In many cases, the answer is:
“You already know the company – you’ll be fine.”
That’s the mistake.
Because knowing the company doesn’t equal knowing the new role. Without clear expectations, the person starts from a place of guessing, not contributing.
The reality of internal transitions
Just because someone isn’t “new” doesn’t mean they don’t need onboarding.
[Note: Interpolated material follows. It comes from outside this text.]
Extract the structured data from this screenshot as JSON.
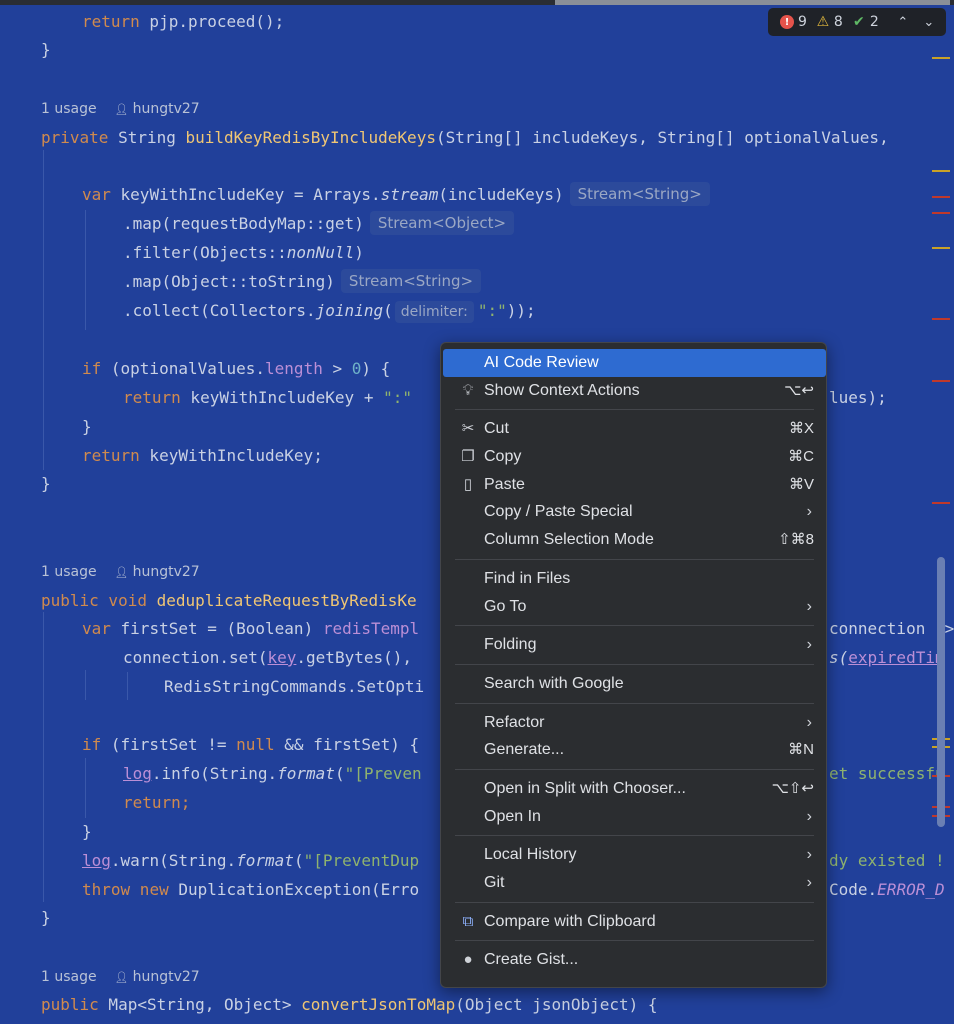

Especially if the role includes:
- A different focus (e.g. from doing to leading)
- New systems or workflows
- A new team or reporting line
- More visibility or decision-making power
If this shift isn’t made explicit, people often fall into one of two traps:
1. Trying to keep doing everything they did before
2. Staying quiet and hoping to figure it out on the go
Neither sets them up for success.
Why re-onboarding matters
Without structure, internal transitions often lead to:
- Delayed impact – it takes months to understand what’s expected
- Friction – others assume the person is already fully “on”
- Role drift – old tasks don’t go away, and new ones aren’t clear
- Insecurity – asking for help feels harder than it should
The result: potential stays untapped – not because of missing capability, but because of unclear scope and lack of shared clarity.
The fix: treat it like a new start
You don’t need a full onboarding plan. But you do need a reset – one that includes:
• A clarified role: What’s new, what stays, and what can go? Avoid silent role-stacking by defining focus, handing over legacy tasks, and naming informal “side jobs” that may have built up – not just for the person, but across the team.
• Time to ramp up: With clear milestones and aligned expectations
• Visible communication: Let the team know what’s changing – and what it means for them
• Leadership check-ins: To support and adjust during the first weeks
Promotions and changes are investments. Re-onboarding protects them.
If internal transitions are common in your team or business, they deserve a structured start – just like any external hire. That’s how you turn change into momentum.